I walked over to the Student Life Centre, where a green plant operations truck was parked and three young men were digging energetically -- trying, as far as I could tell, to dislodge some kind of pipe with two mighty wrenches and a sledgehammer. Inside the SLC, Scoops was closed; Brubakers was open but might as well have been closed for all the business it was doing. The same was true of most of the shops in the mall downstairs.

But things were busy at the WatCard office, where manager John Cunningham said he and his staff took about a thousand pictures for new cards yesterday during SL 101 and will keep on cranking them out for the next several weeks. As we chatted, a young man walked up, looking slightly awkward: "I'm going to be a first-year student -- can I get a card?" Sure, said Lynda Eby, and put him in front of the camera. In seconds the machine disgorged his new card.

Cunningham noted that WatCards are being used for more things all the time. He's about to build new databases listing the students who will be living in the residences that have card-entry locks, including Mackenzie King Village and UW Place. At this moment, he told me, "they're running in the wires" to operate card-activated locks in Eby Hall at UW Place.

For some reason the Physical Activities quadrangle parking lot was doing a good business, with cars moving in and out. The main gym stood dark and silent -- nearby, a staff member moved equipment in a high-ceilinged storage room. On a door was a list of organizational meetings for Warrior teams this fall, some of them (football and soccer) as early as September 3. Interested in the Warrior Band? Show up at 5:30 on Thursday, September 5.
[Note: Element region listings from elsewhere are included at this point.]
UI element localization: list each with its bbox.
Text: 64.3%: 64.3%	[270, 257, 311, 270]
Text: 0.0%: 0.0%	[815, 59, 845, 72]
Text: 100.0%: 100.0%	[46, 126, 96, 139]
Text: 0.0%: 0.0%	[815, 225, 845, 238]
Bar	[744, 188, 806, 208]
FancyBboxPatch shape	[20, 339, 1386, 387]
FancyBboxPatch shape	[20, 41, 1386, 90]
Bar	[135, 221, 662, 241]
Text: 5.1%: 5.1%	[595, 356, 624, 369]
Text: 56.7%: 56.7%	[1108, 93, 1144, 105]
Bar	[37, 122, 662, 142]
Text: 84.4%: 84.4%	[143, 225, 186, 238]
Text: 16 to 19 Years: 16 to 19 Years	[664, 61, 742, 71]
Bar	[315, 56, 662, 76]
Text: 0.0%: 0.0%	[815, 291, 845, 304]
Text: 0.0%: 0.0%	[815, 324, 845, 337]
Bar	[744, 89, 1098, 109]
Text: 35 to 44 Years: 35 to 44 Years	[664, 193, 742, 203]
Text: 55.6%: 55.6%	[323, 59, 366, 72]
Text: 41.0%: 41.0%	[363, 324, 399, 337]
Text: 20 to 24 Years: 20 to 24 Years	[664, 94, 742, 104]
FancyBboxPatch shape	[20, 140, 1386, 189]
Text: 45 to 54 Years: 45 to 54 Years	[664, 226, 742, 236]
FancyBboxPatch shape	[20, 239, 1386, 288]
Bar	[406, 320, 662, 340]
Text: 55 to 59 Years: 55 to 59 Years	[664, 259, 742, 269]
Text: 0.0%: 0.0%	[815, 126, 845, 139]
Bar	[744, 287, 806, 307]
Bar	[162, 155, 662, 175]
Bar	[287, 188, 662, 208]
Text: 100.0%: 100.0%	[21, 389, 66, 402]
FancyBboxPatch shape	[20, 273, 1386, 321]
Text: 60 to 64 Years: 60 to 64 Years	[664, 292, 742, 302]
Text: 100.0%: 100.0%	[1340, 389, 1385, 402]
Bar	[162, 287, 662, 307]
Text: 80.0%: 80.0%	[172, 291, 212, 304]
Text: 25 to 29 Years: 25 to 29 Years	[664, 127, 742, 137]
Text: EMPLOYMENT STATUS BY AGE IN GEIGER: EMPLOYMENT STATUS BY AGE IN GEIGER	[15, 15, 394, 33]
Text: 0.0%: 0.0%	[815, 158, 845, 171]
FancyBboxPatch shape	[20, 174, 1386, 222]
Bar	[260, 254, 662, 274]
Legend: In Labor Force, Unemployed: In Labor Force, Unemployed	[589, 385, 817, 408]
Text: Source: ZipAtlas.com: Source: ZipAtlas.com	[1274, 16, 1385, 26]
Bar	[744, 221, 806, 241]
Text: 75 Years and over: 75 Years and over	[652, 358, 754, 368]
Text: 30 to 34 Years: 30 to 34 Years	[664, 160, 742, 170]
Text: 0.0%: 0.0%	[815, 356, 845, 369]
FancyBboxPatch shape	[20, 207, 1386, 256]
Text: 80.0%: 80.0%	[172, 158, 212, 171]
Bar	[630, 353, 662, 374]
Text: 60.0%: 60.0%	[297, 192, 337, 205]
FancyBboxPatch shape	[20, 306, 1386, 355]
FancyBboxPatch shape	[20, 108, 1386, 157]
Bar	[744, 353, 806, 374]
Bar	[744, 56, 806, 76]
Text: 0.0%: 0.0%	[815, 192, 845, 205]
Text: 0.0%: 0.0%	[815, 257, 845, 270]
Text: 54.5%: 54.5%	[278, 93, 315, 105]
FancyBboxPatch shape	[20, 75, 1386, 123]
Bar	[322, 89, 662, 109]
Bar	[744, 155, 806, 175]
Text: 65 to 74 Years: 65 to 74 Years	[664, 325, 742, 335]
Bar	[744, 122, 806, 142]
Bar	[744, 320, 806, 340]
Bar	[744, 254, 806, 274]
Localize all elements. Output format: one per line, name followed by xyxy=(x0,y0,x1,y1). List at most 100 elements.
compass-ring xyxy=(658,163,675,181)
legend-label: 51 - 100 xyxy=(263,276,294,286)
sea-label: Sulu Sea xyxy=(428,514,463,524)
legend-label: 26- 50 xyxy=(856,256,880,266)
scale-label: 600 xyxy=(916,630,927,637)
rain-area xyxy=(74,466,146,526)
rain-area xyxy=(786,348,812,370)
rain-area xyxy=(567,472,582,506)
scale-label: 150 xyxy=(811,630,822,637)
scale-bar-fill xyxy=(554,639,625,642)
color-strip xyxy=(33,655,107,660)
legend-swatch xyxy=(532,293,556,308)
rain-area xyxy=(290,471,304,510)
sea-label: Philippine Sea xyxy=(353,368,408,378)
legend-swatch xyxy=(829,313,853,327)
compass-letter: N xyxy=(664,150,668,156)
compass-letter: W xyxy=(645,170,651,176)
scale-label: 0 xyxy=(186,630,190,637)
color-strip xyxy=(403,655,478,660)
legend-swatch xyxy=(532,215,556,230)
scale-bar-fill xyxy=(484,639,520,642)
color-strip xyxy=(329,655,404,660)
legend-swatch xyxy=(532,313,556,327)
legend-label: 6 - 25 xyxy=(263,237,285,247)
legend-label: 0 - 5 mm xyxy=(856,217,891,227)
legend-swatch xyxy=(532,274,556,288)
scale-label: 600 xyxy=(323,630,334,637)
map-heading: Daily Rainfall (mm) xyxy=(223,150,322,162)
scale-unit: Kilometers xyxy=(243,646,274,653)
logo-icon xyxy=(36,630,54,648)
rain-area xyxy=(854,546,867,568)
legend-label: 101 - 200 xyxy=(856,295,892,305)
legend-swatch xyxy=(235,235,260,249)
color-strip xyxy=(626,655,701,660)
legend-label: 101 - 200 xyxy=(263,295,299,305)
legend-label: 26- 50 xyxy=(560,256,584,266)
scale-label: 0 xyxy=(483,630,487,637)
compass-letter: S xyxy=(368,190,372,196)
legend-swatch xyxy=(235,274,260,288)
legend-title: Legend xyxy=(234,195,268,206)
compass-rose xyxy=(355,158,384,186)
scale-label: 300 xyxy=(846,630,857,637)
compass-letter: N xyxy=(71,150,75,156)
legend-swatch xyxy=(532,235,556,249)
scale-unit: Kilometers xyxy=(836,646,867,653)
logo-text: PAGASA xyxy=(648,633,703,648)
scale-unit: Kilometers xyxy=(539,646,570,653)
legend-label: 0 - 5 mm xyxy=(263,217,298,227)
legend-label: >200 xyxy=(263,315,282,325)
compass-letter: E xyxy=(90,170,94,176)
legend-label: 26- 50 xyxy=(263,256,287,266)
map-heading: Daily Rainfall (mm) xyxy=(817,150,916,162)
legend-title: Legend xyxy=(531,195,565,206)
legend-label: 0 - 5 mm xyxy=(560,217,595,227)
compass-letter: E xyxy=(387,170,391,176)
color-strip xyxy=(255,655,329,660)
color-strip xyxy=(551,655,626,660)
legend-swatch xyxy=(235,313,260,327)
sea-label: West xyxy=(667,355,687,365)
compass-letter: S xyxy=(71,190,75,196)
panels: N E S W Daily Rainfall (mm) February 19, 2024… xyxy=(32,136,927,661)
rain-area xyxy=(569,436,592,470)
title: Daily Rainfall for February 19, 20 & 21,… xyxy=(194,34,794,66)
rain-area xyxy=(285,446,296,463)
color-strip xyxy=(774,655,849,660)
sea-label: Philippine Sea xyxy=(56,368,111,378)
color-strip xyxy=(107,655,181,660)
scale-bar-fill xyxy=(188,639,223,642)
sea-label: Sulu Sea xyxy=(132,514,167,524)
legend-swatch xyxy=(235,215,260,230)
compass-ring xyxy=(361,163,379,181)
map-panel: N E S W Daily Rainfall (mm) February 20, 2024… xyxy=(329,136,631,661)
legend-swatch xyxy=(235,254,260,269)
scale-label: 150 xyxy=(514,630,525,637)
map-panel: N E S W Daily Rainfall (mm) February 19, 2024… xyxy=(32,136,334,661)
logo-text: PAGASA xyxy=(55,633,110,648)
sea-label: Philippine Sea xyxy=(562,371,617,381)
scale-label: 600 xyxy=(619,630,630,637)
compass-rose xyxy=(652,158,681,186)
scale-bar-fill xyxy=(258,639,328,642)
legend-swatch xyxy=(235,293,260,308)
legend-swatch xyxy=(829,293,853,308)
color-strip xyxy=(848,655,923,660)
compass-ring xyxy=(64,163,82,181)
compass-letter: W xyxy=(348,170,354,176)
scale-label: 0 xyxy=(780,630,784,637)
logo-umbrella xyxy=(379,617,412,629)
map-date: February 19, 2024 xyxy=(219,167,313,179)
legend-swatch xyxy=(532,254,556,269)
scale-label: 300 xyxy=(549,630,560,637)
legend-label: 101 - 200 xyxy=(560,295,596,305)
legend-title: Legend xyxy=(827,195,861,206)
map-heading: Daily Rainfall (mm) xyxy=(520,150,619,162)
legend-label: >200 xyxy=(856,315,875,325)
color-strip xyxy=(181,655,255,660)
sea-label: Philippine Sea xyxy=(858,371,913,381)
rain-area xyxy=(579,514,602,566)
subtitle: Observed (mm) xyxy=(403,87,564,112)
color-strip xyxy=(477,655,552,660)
I crossed the ring road, noticing several ducks floating on the Health Services pond and several others more sensibly napping under a tree. Laurel Creek made a relaxing white noise at a tiny waterfall under the bridge. I remembered reading in the Record earlier in the day that Laurel Creek water is testing unacceptably high in phosphorus.

A group of children in white T-shirts were making a racket beside the rock garden: shake-out-the-fidgets time for one of the Engineering Science Quest camps. I walked through Biology I -- getting into the air conditioning was a relief after just five minutes outside -- and as usual I saw almost nobody, though voices were coming from a couple of the first-floor laboratories. A woman with an armload of books marked with Dana Porter Library stamps walked through the Chemistry-Biology underpass.

The return to Needles Hall

More white-shirted kids were clustered under a tree beside the Graduate House. I ducked into the Physics building for a moment, and when I emerged, I saw that the children were spread out along the top of the rock retaining wall, starting some sort of artwork on long strips of white cloth. "We're making bandannas," a gap-toothed boy explained. "We're junior ninjas!" his friend boasted.

I walked up the side steps of the Dana Porter Library. A man at one of the second-floor study tables had swiveled around to look out the window, his feet up on a chair, ignoring the pile of books beside him.

That was enough walking. I took the Needles Hall elevator back up to my office, and as I was getting out, Heather FitzGerald of the student affairs office was getting in, carrying a mountain of red fleece clothing. "It's the FOC vests," she explained, meaning uniforms for members of the Federation Orientation Committee during the early days of September. Preparations for the fall term are in full swing.

And there was a modest lineup in the graduate studies office on the third floor.

What else was going on yesterday, especially in the buildings that my morning walk didn't reach? Please drop me a note today by e-mail (credmond@uwaterloo.ca) for possible mention in the Daily Bulletin tomorrow.

CAR

TODAY IN UW HISTORY

August 14, 1981: The application deadline for UW correspondence courses is postponed because of a 45-day national postal strike.